A lack of John Handcock is un-American(TM), dammit.

the EULA of the future?

[Low2000]

There has been a lot of talk about how the EULAs of computer software are pretty much void. That simply clicking ?I Agree? means nothing and that the EULA of today wouldn?t stand up in court.

What about the EULA of tomorrow? If, instead of an ?I Agree? button we are presented with a ?Sign Here? white space, and the EULA states that by signing, both people agree that it is a binding contract?

See where I?m going?

This is similar to Morse Code

[sQuEeDeN]

One of the legends of the early radio intelligence (and other classified military radio work) was that each coder (morse that is) had a very specific tapping style that was discernible by a trained professional. Such uniqueness was noticable even if the coder switched hands.

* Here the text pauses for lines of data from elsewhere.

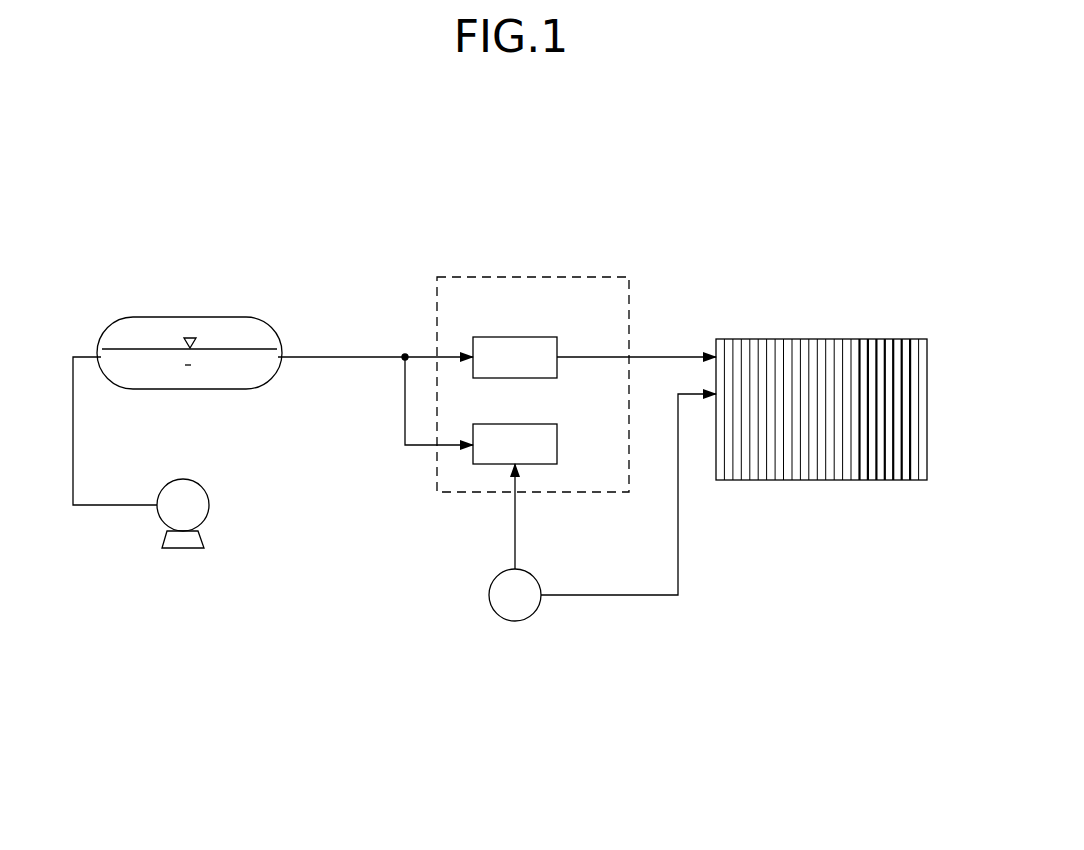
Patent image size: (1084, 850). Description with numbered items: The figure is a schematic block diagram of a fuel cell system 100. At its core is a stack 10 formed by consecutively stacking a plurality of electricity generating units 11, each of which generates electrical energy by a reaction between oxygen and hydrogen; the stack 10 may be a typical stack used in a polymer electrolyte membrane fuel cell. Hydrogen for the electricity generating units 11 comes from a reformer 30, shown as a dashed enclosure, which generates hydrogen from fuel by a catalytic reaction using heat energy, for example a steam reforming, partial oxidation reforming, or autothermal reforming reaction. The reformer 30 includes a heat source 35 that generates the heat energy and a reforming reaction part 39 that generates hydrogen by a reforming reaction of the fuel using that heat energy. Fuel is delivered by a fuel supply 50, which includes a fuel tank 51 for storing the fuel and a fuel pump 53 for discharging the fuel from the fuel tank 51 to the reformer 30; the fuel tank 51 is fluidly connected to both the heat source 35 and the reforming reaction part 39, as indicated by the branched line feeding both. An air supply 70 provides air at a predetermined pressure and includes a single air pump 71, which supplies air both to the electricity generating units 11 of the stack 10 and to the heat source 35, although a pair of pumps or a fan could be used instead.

The fuel cell system 100 is at (477, 174).
The stack 10 is at (821, 395).
The electricity generating unit 11 is at (762, 472).
The reformer 30 is at (533, 358).
The heat source 35 is at (557, 443).
The reforming reaction part 39 is at (534, 337).
The fuel supply 50 is at (177, 427).
The fuel tank 51 is at (212, 317).
The fuel pump 53 is at (198, 482).
The air supply 70 is at (589, 550).
The air pump 71 is at (502, 569).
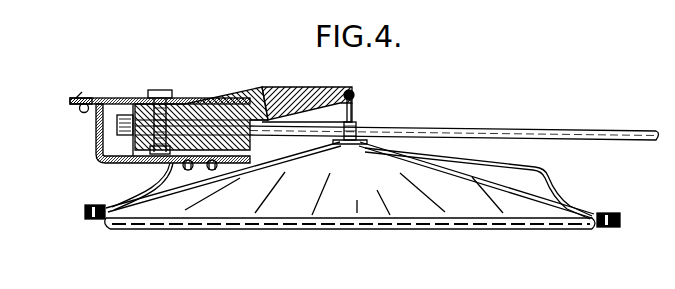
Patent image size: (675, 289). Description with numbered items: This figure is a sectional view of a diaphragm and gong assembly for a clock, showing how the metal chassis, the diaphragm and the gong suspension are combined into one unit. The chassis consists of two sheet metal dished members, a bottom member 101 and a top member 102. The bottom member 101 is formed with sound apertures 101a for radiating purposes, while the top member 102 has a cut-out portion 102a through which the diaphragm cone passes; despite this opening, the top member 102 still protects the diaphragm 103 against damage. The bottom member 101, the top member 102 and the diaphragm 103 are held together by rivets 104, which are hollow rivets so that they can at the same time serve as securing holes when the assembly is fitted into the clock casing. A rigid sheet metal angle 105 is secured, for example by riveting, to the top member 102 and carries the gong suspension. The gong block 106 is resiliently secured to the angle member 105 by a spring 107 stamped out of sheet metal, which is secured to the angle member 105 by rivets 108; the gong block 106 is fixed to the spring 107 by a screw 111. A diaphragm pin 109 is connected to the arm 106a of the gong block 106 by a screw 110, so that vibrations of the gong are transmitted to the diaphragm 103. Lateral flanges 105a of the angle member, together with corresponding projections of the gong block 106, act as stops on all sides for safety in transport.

The bottom member 101 is at (463, 230).
The sound apertures 101a is at (368, 230).
The top member 102 is at (555, 200).
The cut-out portion 102a is at (495, 166).
The diaphragm 103 is at (409, 158).
The rivets 104 is at (85, 218).
The sheet metal angle 105 is at (95, 138).
The lateral flanges 105a is at (142, 162).
The gong block 106 is at (213, 107).
The arm 106a is at (288, 102).
The spring 107 is at (97, 101).
The rivets 108 is at (83, 98).
The diaphragm pin 109 is at (355, 133).
The screw 110 is at (348, 87).
The screw 111 is at (151, 89).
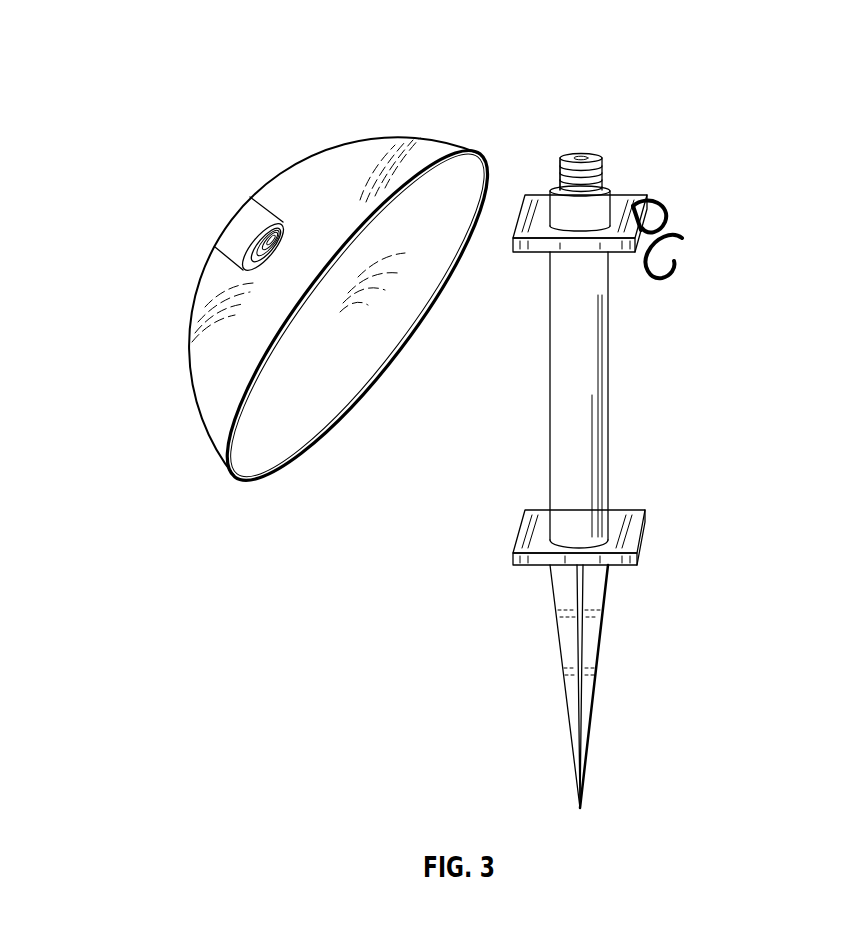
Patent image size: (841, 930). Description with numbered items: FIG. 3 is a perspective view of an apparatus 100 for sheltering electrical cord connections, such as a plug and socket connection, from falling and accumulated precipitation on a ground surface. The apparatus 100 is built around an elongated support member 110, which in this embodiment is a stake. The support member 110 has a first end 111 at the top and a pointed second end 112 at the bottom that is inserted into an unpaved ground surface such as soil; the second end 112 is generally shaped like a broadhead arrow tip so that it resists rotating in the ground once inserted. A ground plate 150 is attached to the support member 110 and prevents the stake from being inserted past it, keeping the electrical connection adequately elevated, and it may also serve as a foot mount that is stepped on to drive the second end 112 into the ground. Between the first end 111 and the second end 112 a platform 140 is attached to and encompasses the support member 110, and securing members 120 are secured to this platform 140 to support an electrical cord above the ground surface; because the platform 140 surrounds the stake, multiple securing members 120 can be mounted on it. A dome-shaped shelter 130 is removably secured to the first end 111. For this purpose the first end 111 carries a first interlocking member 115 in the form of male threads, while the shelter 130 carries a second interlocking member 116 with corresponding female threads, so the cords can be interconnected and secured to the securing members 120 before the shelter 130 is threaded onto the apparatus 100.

The apparatus 100 is at (733, 120).
The elongated support member 110 is at (605, 413).
The first end 111 is at (612, 168).
The second end 112 is at (583, 808).
The first interlocking member 115 is at (562, 163).
The second interlocking member 116 is at (245, 230).
The securing member 120 is at (683, 238).
The shelter 130 is at (232, 455).
The platform 140 is at (527, 224).
The ground plate 150 is at (637, 524).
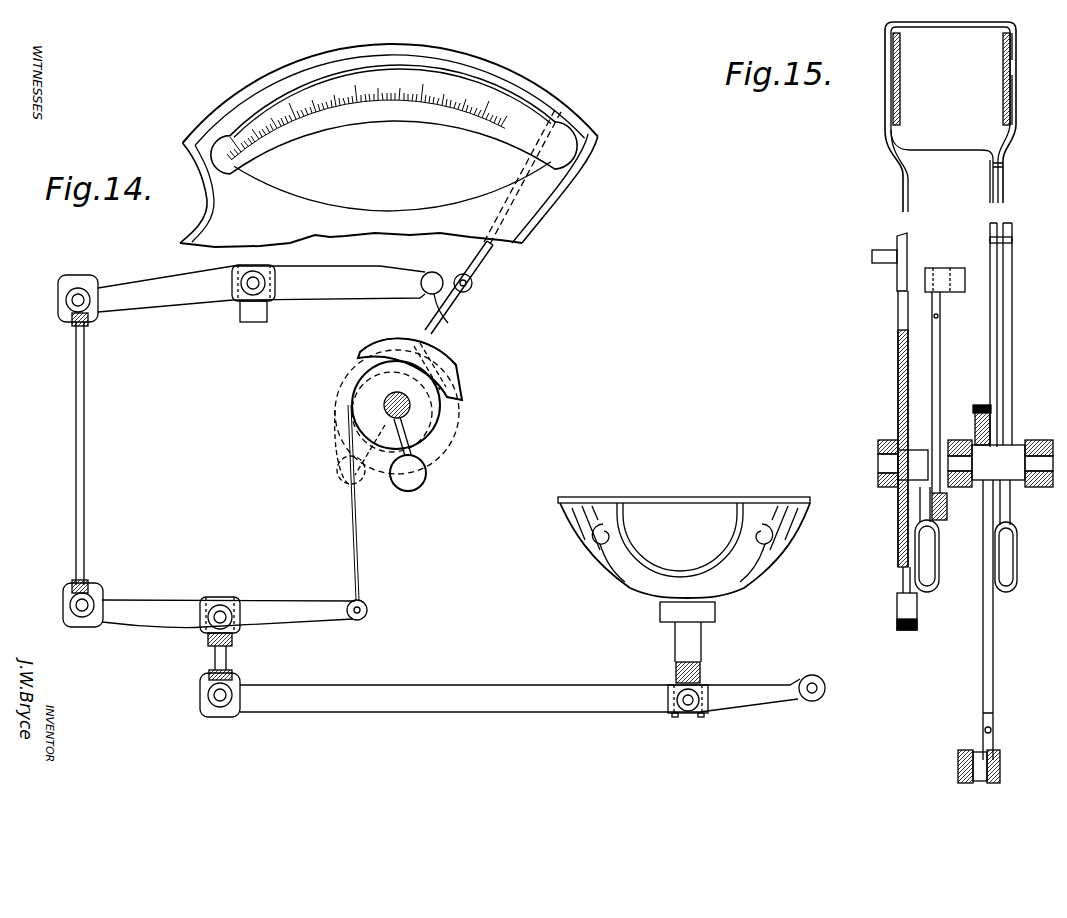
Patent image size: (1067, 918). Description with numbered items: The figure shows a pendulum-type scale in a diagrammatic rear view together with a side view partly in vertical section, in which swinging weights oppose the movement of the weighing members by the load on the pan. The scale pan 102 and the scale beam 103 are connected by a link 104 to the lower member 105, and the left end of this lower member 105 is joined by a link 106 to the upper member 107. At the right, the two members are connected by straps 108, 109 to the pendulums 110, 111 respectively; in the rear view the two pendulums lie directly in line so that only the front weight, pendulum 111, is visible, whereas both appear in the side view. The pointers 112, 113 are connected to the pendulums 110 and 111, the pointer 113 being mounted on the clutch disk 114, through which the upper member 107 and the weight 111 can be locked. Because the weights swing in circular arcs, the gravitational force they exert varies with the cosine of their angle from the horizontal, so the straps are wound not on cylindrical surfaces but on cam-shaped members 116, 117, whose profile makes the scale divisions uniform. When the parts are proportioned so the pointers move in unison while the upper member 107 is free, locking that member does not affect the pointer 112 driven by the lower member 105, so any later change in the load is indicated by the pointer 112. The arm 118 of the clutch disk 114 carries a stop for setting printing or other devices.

In FIG. 14, the scale pan 102 is at (684, 547).
In FIG. 14, the scale beam 103 is at (458, 697).
In FIG. 14, the link 104 is at (213, 660).
In FIG. 14, the lower member 105 is at (155, 605).
In FIG. 15, the lower member 105 is at (962, 752).
In FIG. 14, the link 106 is at (88, 490).
In FIG. 14, the upper member 107 is at (188, 302).
In FIG. 14, the strap 108 is at (352, 556).
In FIG. 15, the strap 108 is at (983, 663).
In FIG. 14, the strap 109 is at (432, 427).
In FIG. 15, the strap 109 is at (938, 357).
In FIG. 15, the pendulum 110 is at (1011, 592).
In FIG. 14, the pendulum 111 is at (427, 478).
In FIG. 15, the pendulum 111 is at (935, 590).
In FIG. 14, the pointer 112 is at (450, 364).
In FIG. 15, the pointer 112 is at (998, 312).
In FIG. 14, the pointer 113 is at (484, 256).
In FIG. 15, the pointer 113 is at (900, 213).
In FIG. 14, the clutch disk 114 is at (400, 112).
In FIG. 15, the clutch disk 114 is at (898, 392).
In FIG. 14, the cam-shaped member 116 is at (362, 402).
In FIG. 14, the cam-shaped member 117 is at (457, 321).
In FIG. 14, the arm 118 is at (473, 285).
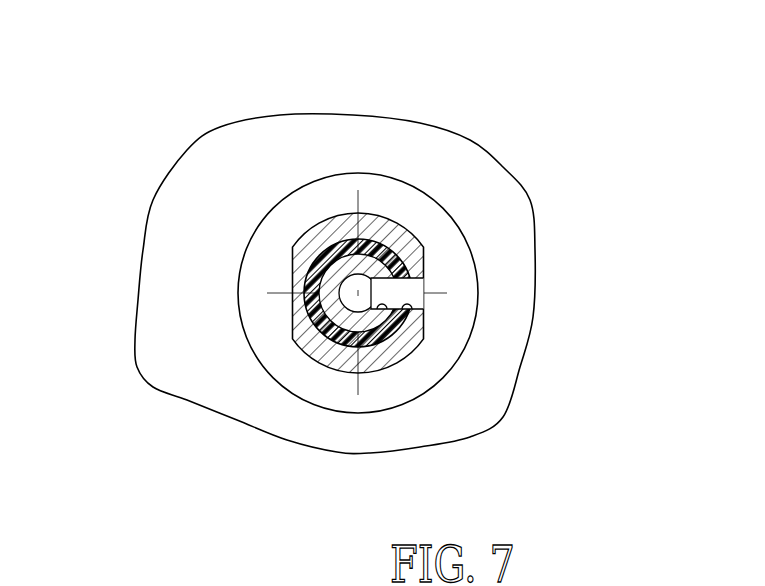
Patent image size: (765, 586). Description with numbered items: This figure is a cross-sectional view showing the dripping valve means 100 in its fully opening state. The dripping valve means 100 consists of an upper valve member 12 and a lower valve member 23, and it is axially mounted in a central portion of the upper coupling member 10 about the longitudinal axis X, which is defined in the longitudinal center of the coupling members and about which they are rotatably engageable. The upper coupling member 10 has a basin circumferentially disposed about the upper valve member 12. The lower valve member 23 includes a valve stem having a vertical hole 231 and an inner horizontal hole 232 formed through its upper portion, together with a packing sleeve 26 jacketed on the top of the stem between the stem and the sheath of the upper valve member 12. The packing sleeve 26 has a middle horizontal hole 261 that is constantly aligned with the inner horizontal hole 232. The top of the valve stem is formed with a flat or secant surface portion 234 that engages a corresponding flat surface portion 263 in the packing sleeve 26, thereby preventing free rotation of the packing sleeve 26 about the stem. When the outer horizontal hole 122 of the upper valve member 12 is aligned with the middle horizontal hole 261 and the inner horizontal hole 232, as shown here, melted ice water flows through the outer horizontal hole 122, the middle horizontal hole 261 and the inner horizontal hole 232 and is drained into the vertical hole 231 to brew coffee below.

The dripping valve means 100 is at (235, 49).
The upper coupling member 10 is at (448, 148).
The upper valve member 12 is at (353, 223).
The outer horizontal hole 122 is at (413, 283).
The lower valve member 23 is at (323, 250).
The vertical hole 231 is at (308, 305).
The inner horizontal hole 232 is at (392, 345).
The flat or secant surface portion 234 is at (387, 227).
The packing sleeve 26 is at (407, 233).
The middle horizontal hole 261 is at (418, 296).
The flat surface portion 263 is at (367, 352).
The longitudinal axis X is at (358, 293).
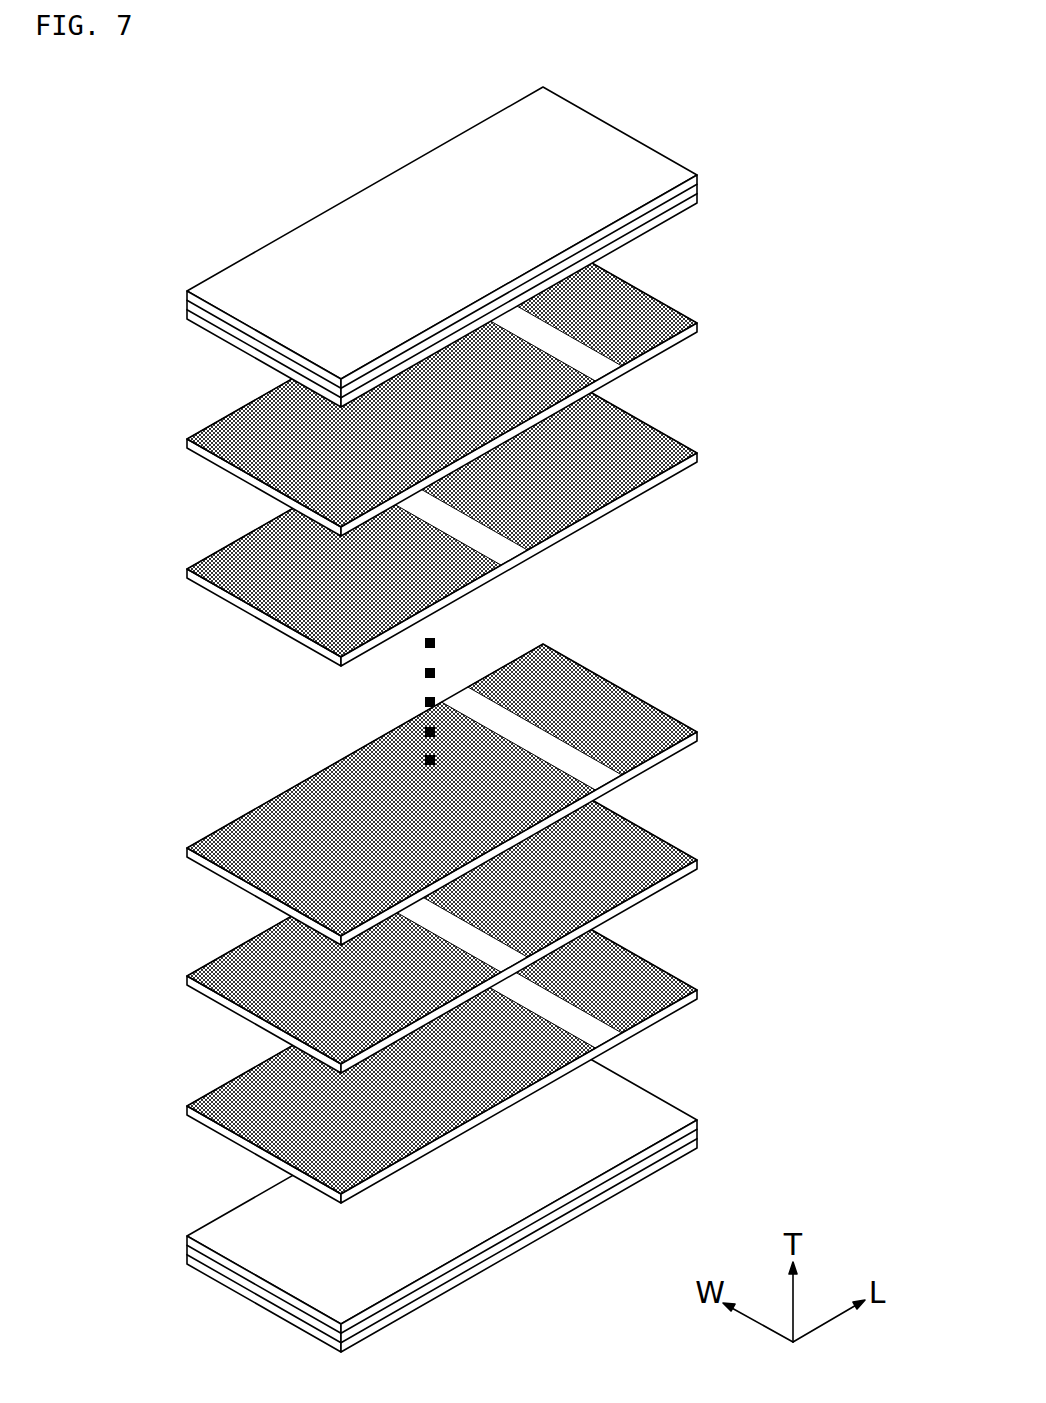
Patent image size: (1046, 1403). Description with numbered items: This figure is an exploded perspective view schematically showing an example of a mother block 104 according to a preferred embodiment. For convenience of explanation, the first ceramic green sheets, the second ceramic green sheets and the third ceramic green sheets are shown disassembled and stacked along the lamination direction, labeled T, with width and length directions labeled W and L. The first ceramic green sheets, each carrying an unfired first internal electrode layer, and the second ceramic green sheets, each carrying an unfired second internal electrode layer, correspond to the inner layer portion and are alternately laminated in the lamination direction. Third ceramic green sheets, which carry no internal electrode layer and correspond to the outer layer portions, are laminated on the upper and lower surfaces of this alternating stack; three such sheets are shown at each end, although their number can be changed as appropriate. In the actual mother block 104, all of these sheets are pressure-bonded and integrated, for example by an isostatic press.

While this uniqueness didn't provide a surefire form of authentication, professionals who feared having a broadcast recognized would sometimes retire a coder after sending a particularly sensitive message.
Seems kinda like mouse analasys. You can't prove it's them, but it's another suggestion. Can't see how it'll be useful. The mouse is easy enough to hook into in the software side--it's by no means a secure device.

Re:That's the point though..

[whereiswaldo]

Interesting, but there's a big problem with using a mouse to write a signature: moving from machine to machine. The ergonomics are totally different between machines, for one thing. Plus, different brands of mouse. What about mice with the thumb-rollerball? Or notebook touchpads? Or optical mice vs. crappy old mice with crud stuck in the rollers?